La crise diplomatique entre Rome et Washington connaît un nouveau développement, alors que les récentes attaques de Donald Trump contre Giorgia Meloni suscitent une vague de soutien en Italie. Le président américain, mécontent de la position italienne sur certains dossiers commerciaux, a intensifié ses critiques envers la dirigeante italienne, provoquant une réaction de fermeté de la part du gouvernement italien.

La classe politique italienne, tous bords confondus, a exprimé son soutien à Giorgia Meloni. Des élus de la majorité comme de l'opposition ont condamné les propos tenus par le locataire de la Maison-Blanche, y voyant une ingérence inacceptable dans les affaires intérieures du pays. Cette mobilisation unitaire contraste avec les tensions habituelles, témoignant de la gravité de la situation.

Des inquiétudes économiques croissantes

Toutefois, au-delà des déclarations politiques, l'inquiétude grandit dans les milieux d'affaires italiens. Plusieurs observateurs redoutent que cette querelle personnelle n'ait des répercussions économiques, notamment à travers d'éventuelles mesures de rétorsion commerciales américaines. L'Italie, dont l'économie est fortement tournée vers l'exportation, pourrait être vulnérable à des droits de douane ou à d'autres restrictions. Des secteurs comme l'agroalimentaire, le luxe ou la mécanique de précision, qui réalisent une part significative de leurs ventes aux États-Unis, sont particulièrement exposés.

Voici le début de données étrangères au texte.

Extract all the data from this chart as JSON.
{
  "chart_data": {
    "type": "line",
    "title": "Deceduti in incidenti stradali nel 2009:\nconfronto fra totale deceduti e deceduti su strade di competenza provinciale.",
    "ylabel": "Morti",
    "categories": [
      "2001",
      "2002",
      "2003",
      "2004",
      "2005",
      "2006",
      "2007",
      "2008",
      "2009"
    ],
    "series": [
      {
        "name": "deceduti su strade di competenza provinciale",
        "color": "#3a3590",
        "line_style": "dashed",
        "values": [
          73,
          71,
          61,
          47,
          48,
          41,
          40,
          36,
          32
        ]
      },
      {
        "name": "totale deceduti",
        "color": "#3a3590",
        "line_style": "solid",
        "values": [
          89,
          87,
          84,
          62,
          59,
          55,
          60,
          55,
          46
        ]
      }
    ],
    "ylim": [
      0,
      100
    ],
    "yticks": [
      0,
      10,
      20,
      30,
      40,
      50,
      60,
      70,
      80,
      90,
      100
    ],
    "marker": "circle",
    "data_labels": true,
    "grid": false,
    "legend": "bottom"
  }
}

Selon des sources concordantes, plusieurs entreprises italiennes implantées aux États-Unis ont déjà signalé une détérioration de leur climat des affaires. Certaines commandes auraient été reportées ou annulées, les clients américains attendant de voir l'évolution des relations bilatérales. Le gouvernement italien, bien que mobilisé diplomatiquement, semble pour l'heure incapable d'offrir des garanties suffisantes aux acteurs économiques.

Un conflit né d'un selfie

Les tensions actuelles trouvent leur origine dans un différend sur les réseaux sociaux intervenu il y a plusieurs jours. Donald Trump avait alors critiqué Giorgia Meloni pour avoir posé sur un selfie avec un opposant américain, estimant qu'il s'agissait d'une « trahison ». La cheffe du gouvernement italien avait répliqué en défendant son droit à dialoguer avec qui elle le souhaite. Depuis, les échanges se sont envenimés, chaque camp campant sur ses positions.

Le chef de la diplomatie italienne avait annulé une visite prévue à Washington en signe de protestation contre les attaques visant la présidente du Conseil. Cette décision, intervenue la semaine dernière, avait marqué une escalade significative dans le conflit diplomatique.

Unité affichée mais fragilités potentielles

Si le front politique italien tient, des voix s'élèvent pour appeler à l'apaisement. Certains responsables craignent que cette confrontation ne nuise aux intérêts stratégiques italiens, notamment dans le cadre des relations transatlantiques et de l'OTAN. L'Italie, qui entretient des liens historiques forts avec les États-Unis, pourrait voir son rôle diplomatique affaibli par ce bras de fer.

En attendant, la situation reste tendue. Giorgia Meloni bénéficie d'une large couverture médiatique, mais la pression ne retombe pas, d'autant que l'administration Trump semble déterminée à maintenir la pression. L'issue de cette crise dépendra de la capacité des deux dirigeants à trouver une issue honorable, sans compromettre leurs intérêts respectifs.